The Supreme Court cleared the way on Wednesday for Texas death row inmate Rodney Reed to seek post-conviction DNA evidence to try to prove his innocence.
Reed claims an all-White jury wrongly convicted him of killing of Stacey Stites, a 19-year-old White woman, in Texas in 1998.
Texas had argued that he had waited too long to bring his challenge to the state’s DNA procedures in federal court, but the Supreme Court disagreed. Now, he can go to a federal court to make his claim.
The ruling was 6-3. Justice Brett Kavanaugh delivered the opinion of the court and was joined by Chief Justice John Roberts and Justices Sonia Sotomayor, Elena Kagan, Amy Coney Barrett and Ketanji Brown Jackson.
Since Reed’s conviction, Texas courts had rejected his various appeals. Celebrities such as Kim Kardashian and Rihanna have expressed support, signing a petition asking the state to halt his eventual execution.
The case puts a new focus on the testing of DNA crime-scene evidence and when an inmate can make a claim to access the technology in a plea of innocence. To date, 375 people in the United States have been exonerated by DNA testing, including 21 who served time on death row, according to the Innocence Project, a group that represents Reed and other clients seeking post-conviction DNA testing to prove their innocence.
Kavanaugh, in his opinion Wednesday, said that the court agreed to hear the case because federal appeals courts have disagreed about when inmates can make such claims without running afoul of the statute of limitations. Kavanaugh said Reed could make the claim after the Texas Court of Criminal Appeals ultimately denied his request for rehearing, rejecting an earlier date set out by the appeals court.
“Significant systemic benefits ensue from starting the statute of limitations clock when the state litigation in DNA testing cases like Reed’s has concluded,” Kavanaugh said.
He noted that if any problems with a defendant’s right to due process “lurk in the DNA testing law” the case can proceed through the appellate process, which could ultimately render a federal lawsuit unnecessary.
Justices Clarence Thomas, Samuel Alito and Neil Gorsuch dissented.
Alito, joined by Gorsuch in his dissent, said Reed should have acted more quickly to bring his appeal. “Instead,” Alito wrote, “he waited until an execution date was set.”

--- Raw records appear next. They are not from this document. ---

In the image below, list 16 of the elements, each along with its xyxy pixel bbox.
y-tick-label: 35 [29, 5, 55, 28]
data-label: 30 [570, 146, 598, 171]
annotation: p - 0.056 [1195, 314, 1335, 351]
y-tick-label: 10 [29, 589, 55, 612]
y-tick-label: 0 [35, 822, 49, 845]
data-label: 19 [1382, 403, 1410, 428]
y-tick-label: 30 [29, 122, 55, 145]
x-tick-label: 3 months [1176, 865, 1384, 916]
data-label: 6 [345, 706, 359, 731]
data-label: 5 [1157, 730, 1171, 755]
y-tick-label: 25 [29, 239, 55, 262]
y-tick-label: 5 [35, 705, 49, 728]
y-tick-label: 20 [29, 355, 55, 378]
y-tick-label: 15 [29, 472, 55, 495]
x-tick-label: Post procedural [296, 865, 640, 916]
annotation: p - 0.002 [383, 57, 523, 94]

Alito charged Reed with making the “basic mistake of missing a statute of limitations.”
Reed has been on death row for the murder of Stites.
A passerby found Stites’ body near a shirt and a torn piece of belt. Investigators targeted Reed because his sperm was found inside her. Reed acknowledged the two were having an affair, but says that her fiancé, a local police officer named Jimmy Fennell, was the last to see her alive.
Reed claims that over the last two decades he has discovered a “considerable body of evidence” demonstrating his innocence. Reed claims that the DNA testing would point to Fennell as the murder suspect. Fennell was later jailed for sexually assaulting a woman in his custody and Reed claims that numerous witnesses said he had threatened to strangle Stites with a belt if he ever caught her cheating on him. Reed seeks to test the belt found at the scene that was used to strangle Stites.
The Texas law at issue allows a convicted person to obtain post-conviction DNA testing of biological material if the court finds that certain conditions are met. Reed was denied. He came to the Supreme Court in 2018 and was denied again. Now he is challenging the constitutionality of the Texas law arguing that the denial of the DNA testing violates his due process rights.
But the 5th US Circuit Court of Appeals held that he waited too long to bring the claim. “An injury accrues when a plaintiff first becomes aware, or should have become aware, that his right had been violated.” The court said that he became aware of that in 2014 and that his current claim is “time barred.”
Reed’s lawyers argued that he could only bring the claim once the state appeals court had ruled, at the end of state court litigation. In court, Parker Rider-Longmaid said that the “clock doesn’t start ticking” until state court proceedings come to an end. He said Texas’ reading of the law would mean that other procedures in the appellate process are “irrelevant.”
This story has been updated with additional developments.